Question

Aluminium (molecular weight\[ = 27\] ) crystallises in a cubic unit cell with the edge length \[\;a = 100pm\] with density $d = 180g/c{m^3}$, then type of unit cell is:
A) scc
B) bcc
C) fcc
D) hcp

Answer 1

Hint: As per question first we determine the number of unit cell in the crystal and then we will find the type of unit cell. There is a formula to calculate the number of unit cell are as -
\[\rho = \dfrac{{Z \times M}}{{{N_A} \times {a^3}}}\;\]

Complete Step by step answer:The unit cells which are all identical are defined in such a way that they fill space without overlapping.
This unit cell is the smallest recurring unit of the crystal lattice and the building block of a crystal.
The 3D arrangement of atoms, molecules or ions inside a crystal is called a crystal lattice. It is made up of numerous unit cells.
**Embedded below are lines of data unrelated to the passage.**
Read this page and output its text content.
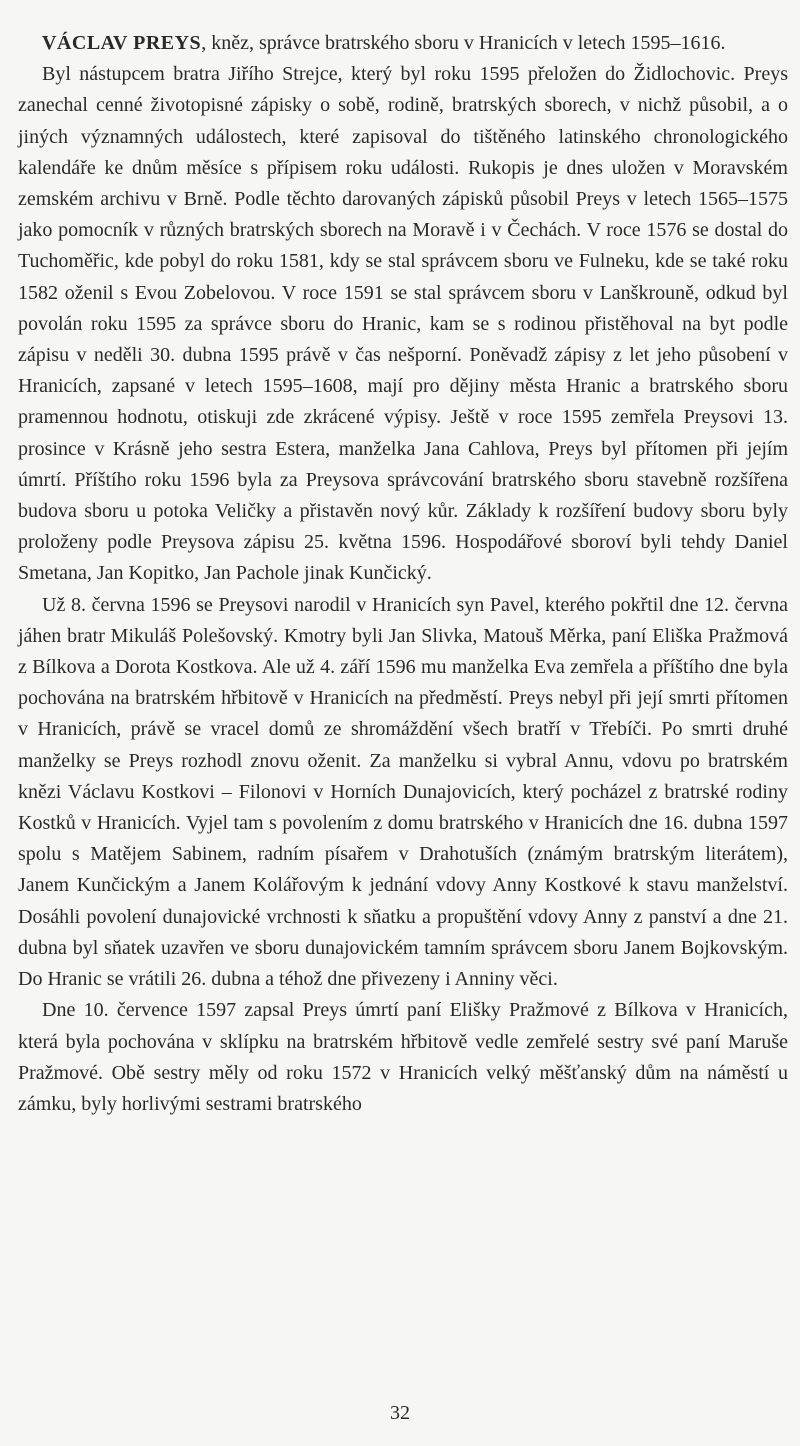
VÁCLAV PREYS, kněz, správce bratrského sboru v Hranicích v letech 1595–1616.

Byl nástupcem bratra Jiřího Strejce, který byl roku 1595 přeložen do Židlochovic. Preys zanechal cenné životopisné zápisky o sobě, rodině, bratrských sborech, v nichž působil, a o jiných významných událostech, které zapisoval do tištěného latinského chronologického kalendáře ke dnům měsíce s přípisem roku události. Rukopis je dnes uložen v Moravském zemském archivu v Brně. Podle těchto darovaných zápisků působil Preys v letech 1565–1575 jako pomocník v různých bratrských sborech na Moravě i v Čechách. V roce 1576 se dostal do Tuchoměřic, kde pobyl do roku 1581, kdy se stal správcem sboru ve Fulneku, kde se také roku 1582 oženil s Evou Zobelovou. V roce 1591 se stal správcem sboru v Lanškrouně, odkud byl povolán roku 1595 za správce sboru do Hranic, kam se s rodinou přistěhoval na byt podle zápisu v neděli 30. dubna 1595 právě v čas nešporní. Poněvadž zápisy z let jeho působení v Hranicích, zapsané v letech 1595–1608, mají pro dějiny města Hranic a bratrského sboru pramennou hodnotu, otiskuji zde zkrácené výpisy. Ještě v roce 1595 zemřela Preysovi 13. prosince v Krásně jeho sestra Estera, manželka Jana Cahlova, Preys byl přítomen při jejím úmrtí. Příštího roku 1596 byla za Preysova správcování bratrského sboru stavebně rozšířena budova sboru u potoka Veličky a přistavěn nový kůr. Základy k rozšíření budovy sboru byly proloženy podle Preysova zápisu 25. května 1596. Hospodářové sboroví byli tehdy Daniel Smetana, Jan Kopitko, Jan Pachole jinak Kunčický.

Už 8. června 1596 se Preysovi narodil v Hranicích syn Pavel, kterého pokřtil dne 12. června jáhen bratr Mikuláš Polešovský. Kmotry byli Jan Slivka, Matouš Měrka, paní Eliška Pražmová z Bílkova a Dorota Kostkova. Ale už 4. září 1596 mu manželka Eva zemřela a příštího dne byla pochována na bratrském hřbitově v Hranicích na předměstí. Preys nebyl při její smrti přítomen v Hranicích, právě se vracel domů ze shromáždění všech bratří v Třebíči. Po smrti druhé manželky se Preys rozhodl znovu oženit. Za manželku si vybral Annu, vdovu po bratrském knězi Václavu Kostkovi – Filonovi v Horních Dunajovicích, který pocházel z bratrské rodiny Kostků v Hranicích. Vyjel tam s povolením z domu bratrského v Hranicích dne 16. dubna 1597 spolu s Matějem Sabinem, radním písařem v Drahotuších (známým bratrským literátem), Janem Kunčickým a Janem Kolářovým k jednání vdovy Anny Kostkové k stavu manželství. Dosáhli povolení dunajovické vrchnosti k sňatku a propuštění vdovy Anny z panství a dne 21. dubna byl sňatek uzavřen ve sboru dunajovickém tamním správcem sboru Janem Bojkovským. Do Hranic se vrátili 26. dubna a téhož dne přivezeny i Anniny věci.

Dne 10. července 1597 zapsal Preys úmrtí paní Elišky Pražmové z Bílkova v Hranicích, která byla pochována v sklípku na bratrském hřbitově vedle zemřelé sestry své paní Maruše Pražmové. Obě sestry měly od roku 1572 v Hranicích velký měšťanský dům na náměstí u zámku, byly horlivými sestrami bratrského

32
A s per formula - \[\rho = \dfrac{{Z \times M}}{{{N_A} \times {a^3}}}\;\]
 \[\therefore \] where, \[\rho \] = Density of the crystal, \[M\] = Molecular weight
\[Z\] = Number of unit cells in an atom.
\[{N_A}\] = Avogadro number, \[a\] = Edge length of unit cell
in question given that Molecular weight of Aluminium = \[27g/mole\]
Edge length of unit cell = \[100{\text{ }}pm\] = \[100{\text{ }} \times \;{10^{ - 10}}Cm\] = \[{10^{ - 8\;}}Cm\] \[\therefore \]\[(1{\text{ }}pm = {10^{ - 10}})\]
Density = \[180\;g/c{m^3}\]
Avogadro's number = \[6.022 \times {10^{23}}\]
Putting these value in formula \[\rho = \dfrac{{Z \times M}}{{{N_A} \times {a^3}}}\;\]
\[Z = \;\dfrac{{\rho \times {N_A} \times {a^3}}}{M}\] = \[\dfrac{{180\left( {6.022 \times {{10}^{23}}{\text{ }}} \right){{10}^{ - 8\;}}}}{{27}}\]
\[\Rightarrow {\text{ }}Z{\text{ }} = {\text{ }}4.01466\; \approx 4\]
The number of atoms per unit cell is \[Z = 4.\]
Therefore, the number of atoms per unit cell is \[4\] and the type of unit cell is FCC (Face centered cubic).

So the option (C) is correct.

Note: A face-centred cubic unit cell comprises of atoms placed at all the corners and at the centre of all the faces of the cube.In face-centered cubic (fcc) has a coordination number of \[12\] and contains \[4\] atoms per unit cell. The body-centered cubic (bcc) has a coordination number of \[\;8\] and contains \[2\] atoms per unit cell. The simple cubic has a coordination number of \[6\] and contains \[1\] atoms per unit cell.